Stanton homered in the wild-card game, with the Yankees already in front 6-2 in the eighth. But when they needed a timely hit, such as in Friday’s 5-4 loss in Game 1, he stranded five, including a brutal whiff with the bases loaded and none out in the seventh. Stanton had four Ks that night, the start of a .222 (4-for-18) Division Series that featured four singles, two of them coming in a 16-1 rout. The lingering sequence, however, will be of Stanton striking out against a wobbly Craig Kimbrel during the Yankees’ two-run rally in the ninth inning of Game 4.

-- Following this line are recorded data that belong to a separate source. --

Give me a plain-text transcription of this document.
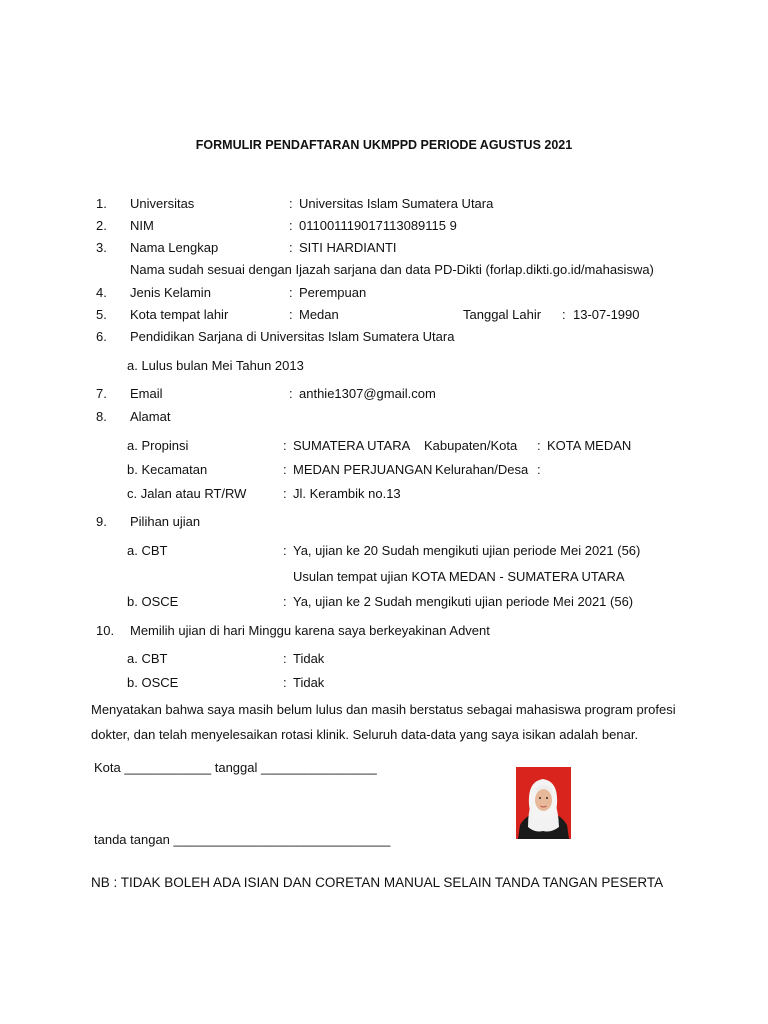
FORMULIR PENDAFTARAN UKMPPD PERIODE AGUSTUS 2021
1. Universitas	: Universitas Islam Sumatera Utara
2. NIM	: 011001119017113089115 9
3. Nama Lengkap	: SITI HARDIANTI
Nama sudah sesuai dengan Ijazah sarjana dan data PD-Dikti (forlap.dikti.go.id/mahasiswa)
4. Jenis Kelamin	: Perempuan
5. Kota tempat lahir	: Medan	Tanggal Lahir : 13-07-1990
6. Pendidikan Sarjana di Universitas Islam Sumatera Utara
a. Lulus bulan Mei Tahun 2013
7. Email	: anthie1307@gmail.com
8. Alamat
a. Propinsi	: SUMATERA UTARA Kabupaten/Kota : KOTA MEDAN
b. Kecamatan	: MEDAN PERJUANGAN Kelurahan/Desa :
c. Jalan atau RT/RW	: Jl. Kerambik no.13
9. Pilihan ujian
a. CBT	: Ya, ujian ke 20 Sudah mengikuti ujian periode Mei 2021 (56)
Usulan tempat ujian KOTA MEDAN - SUMATERA UTARA
b. OSCE	: Ya, ujian ke 2 Sudah mengikuti ujian periode Mei 2021 (56)
10. Memilih ujian di hari Minggu karena saya berkeyakinan Advent
a. CBT	: Tidak
b. OSCE	: Tidak
Menyatakan bahwa saya masih belum lulus dan masih berstatus sebagai mahasiswa program profesi
dokter, dan telah menyelesaikan rotasi klinik. Seluruh data-data yang saya isikan adalah benar.
Kota ____________ tanggal ________________
tanda tangan ______________________________
NB : TIDAK BOLEH ADA ISIAN DAN CORETAN MANUAL SELAIN TANDA TANGAN PESERTA
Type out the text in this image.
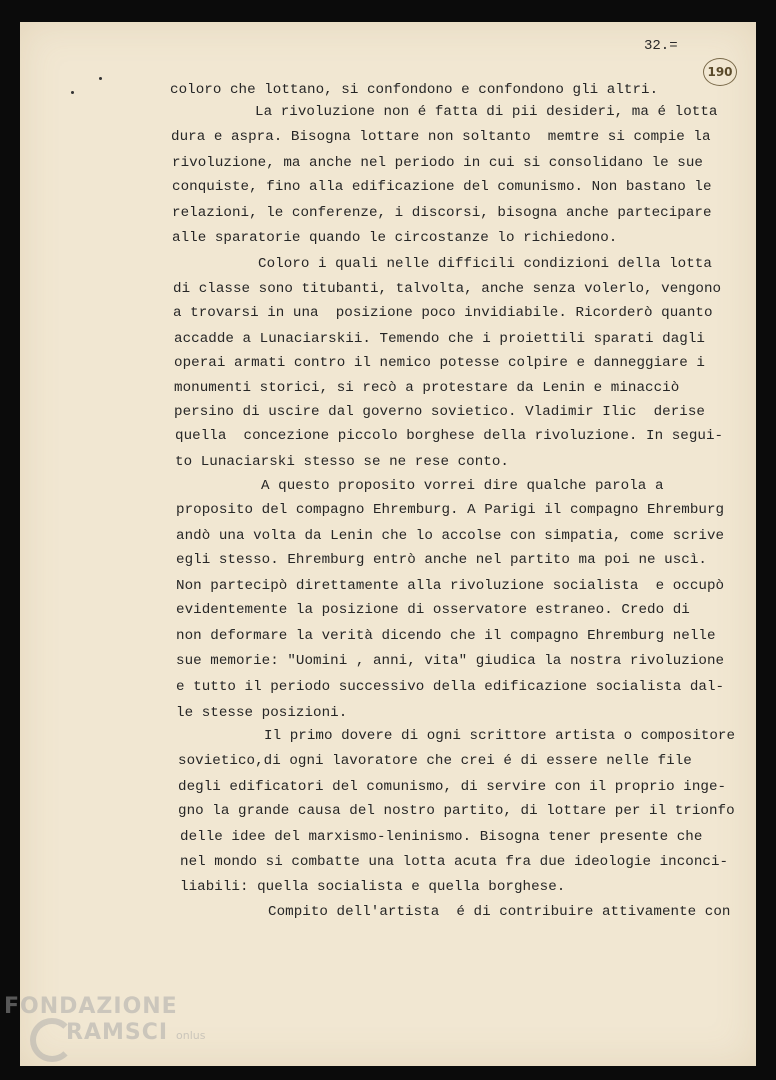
32.=
190
coloro che lottano, si confondono e confondono gli altri.
La rivoluzione non é fatta di pii desideri, ma é lotta
dura e aspra. Bisogna lottare non soltanto  memtre si compie la
rivoluzione, ma anche nel periodo in cui si consolidano le sue
conquiste, fino alla edificazione del comunismo. Non bastano le
relazioni, le conferenze, i discorsi, bisogna anche partecipare
alle sparatorie quando le circostanze lo richiedono.
Coloro i quali nelle difficili condizioni della lotta
di classe sono titubanti, talvolta, anche senza volerlo, vengono
a trovarsi in una  posizione poco invidiabile. Ricorderò quanto
accadde a Lunaciarskii. Temendo che i proiettili sparati dagli
operai armati contro il nemico potesse colpire e danneggiare i
monumenti storici, si recò a protestare da Lenin e minacciò
persino di uscire dal governo sovietico. Vladimir Ilic  derise
quella  concezione piccolo borghese della rivoluzione. In segui-
to Lunaciarski stesso se ne rese conto.
A questo proposito vorrei dire qualche parola a
proposito del compagno Ehremburg. A Parigi il compagno Ehremburg
andò una volta da Lenin che lo accolse con simpatia, come scrive
egli stesso. Ehremburg entrò anche nel partito ma poi ne uscì.
Non partecipò direttamente alla rivoluzione socialista  e occupò
evidentemente la posizione di osservatore estraneo. Credo di
non deformare la verità dicendo che il compagno Ehremburg nelle
sue memorie: "Uomini , anni, vita" giudica la nostra rivoluzione
e tutto il periodo successivo della edificazione socialista dal-
le stesse posizioni.
Il primo dovere di ogni scrittore artista o compositore
sovietico,di ogni lavoratore che crei é di essere nelle file
degli edificatori del comunismo, di servire con il proprio inge-
gno la grande causa del nostro partito, di lottare per il trionfo
delle idee del marxismo-leninismo. Bisogna tener presente che
nel mondo si combatte una lotta acuta fra due ideologie inconci-
liabili: quella socialista e quella borghese.
Compito dell'artista  é di contribuire attivamente con
FONDAZIONE
RAMSCI onlus
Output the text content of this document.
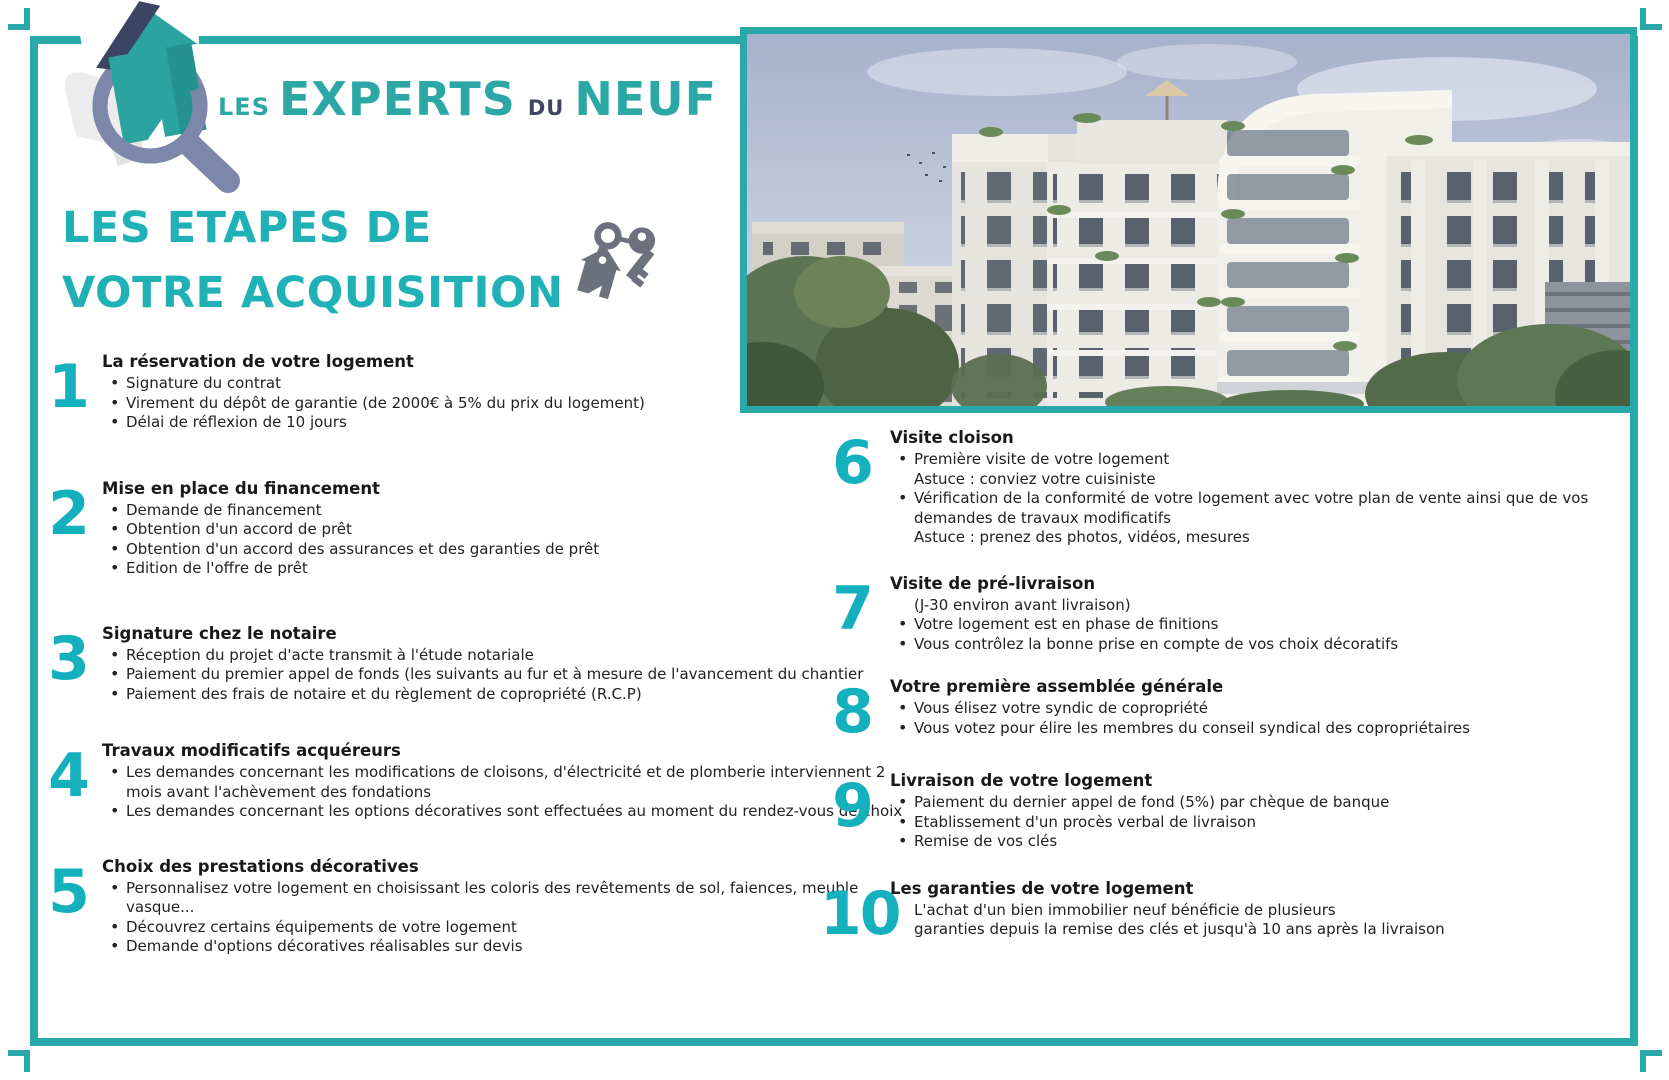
LES EXPERTS DU NEUF
LES ETAPES DE
VOTRE ACQUISITION
1 La réservation de votre logement
• Signature du contrat
• Virement du dépôt de garantie (de 2000€ à 5% du prix du logement)
• Délai de réflexion de 10 jours
2 Mise en place du financement
• Demande de financement
• Obtention d'un accord de prêt
• Obtention d'un accord des assurances et des garanties de prêt
• Edition de l'offre de prêt
3 Signature chez le notaire
• Réception du projet d'acte transmit à l'étude notariale
• Paiement du premier appel de fonds (les suivants au fur et à mesure de l'avancement du chantier
• Paiement des frais de notaire et du règlement de copropriété (R.C.P)
4 Travaux modificatifs acquéreurs
• Les demandes concernant les modifications de cloisons, d'électricité et de plomberie interviennent 2
mois avant l'achèvement des fondations
• Les demandes concernant les options décoratives sont effectuées au moment du rendez-vous de choix
5 Choix des prestations décoratives
• Personnalisez votre logement en choisissant les coloris des revêtements de sol, faiences, meuble
vasque...
• Découvrez certains équipements de votre logement
• Demande d'options décoratives réalisables sur devis
6	Visite cloison
• Première visite de votre logement
Astuce : conviez votre cuisiniste
• Vérification de la conformité de votre logement avec votre plan de vente ainsi que de vos
demandes de travaux modificatifs
Astuce : prenez des photos, vidéos, mesures
7	Visite de pré-livraison
(J-30 environ avant livraison)
• Votre logement est en phase de finitions
• Vous contrôlez la bonne prise en compte de vos choix décoratifs
8	Votre première assemblée générale
• Vous élisez votre syndic de copropriété
• Vous votez pour élire les membres du conseil syndical des copropriétaires
9	Livraison de votre logement
• Paiement du dernier appel de fond (5%) par chèque de banque
• Etablissement d'un procès verbal de livraison
• Remise de vos clés
10
Les garanties de votre logement
L'achat d'un bien immobilier neuf bénéficie de plusieurs
garanties depuis la remise des clés et jusqu'à 10 ans après la livraison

Kimbrel already had walked Judge on four pitches leading off, and Didi Gregorius followed with a sharp single to rightfield. Up came Stanton, who looked at a first-pitch strike but didn’t get another pitch anywhere close to the zone and whiffed anyway, swinging wildly at a slider that was headed for the Yankees’ on-deck circle.
A rival talent evaluator who had watched Stanton said he had become overly prone to “bailing and chasing” without pitchers even bothering to press him inside anymore. “He didn’t show he could adjust,” the evaluator said. “It looked like Boston’s pitchers executed really well.”
This was Stanton’s first playoff appearance, so maybe dealing with the pressure is just another adjustment for him to make. He was welcomed to the Bronx by getting booed on Opening Day, so this was an unusual year for the reigning NL MVP -- and a humbling finish.
“We just have to look to what we can build on from the season,” Stanton said, “and use it as fuel for next year.”
Whatever needs to be done. Because both Boone and Stanton have plenty to prove.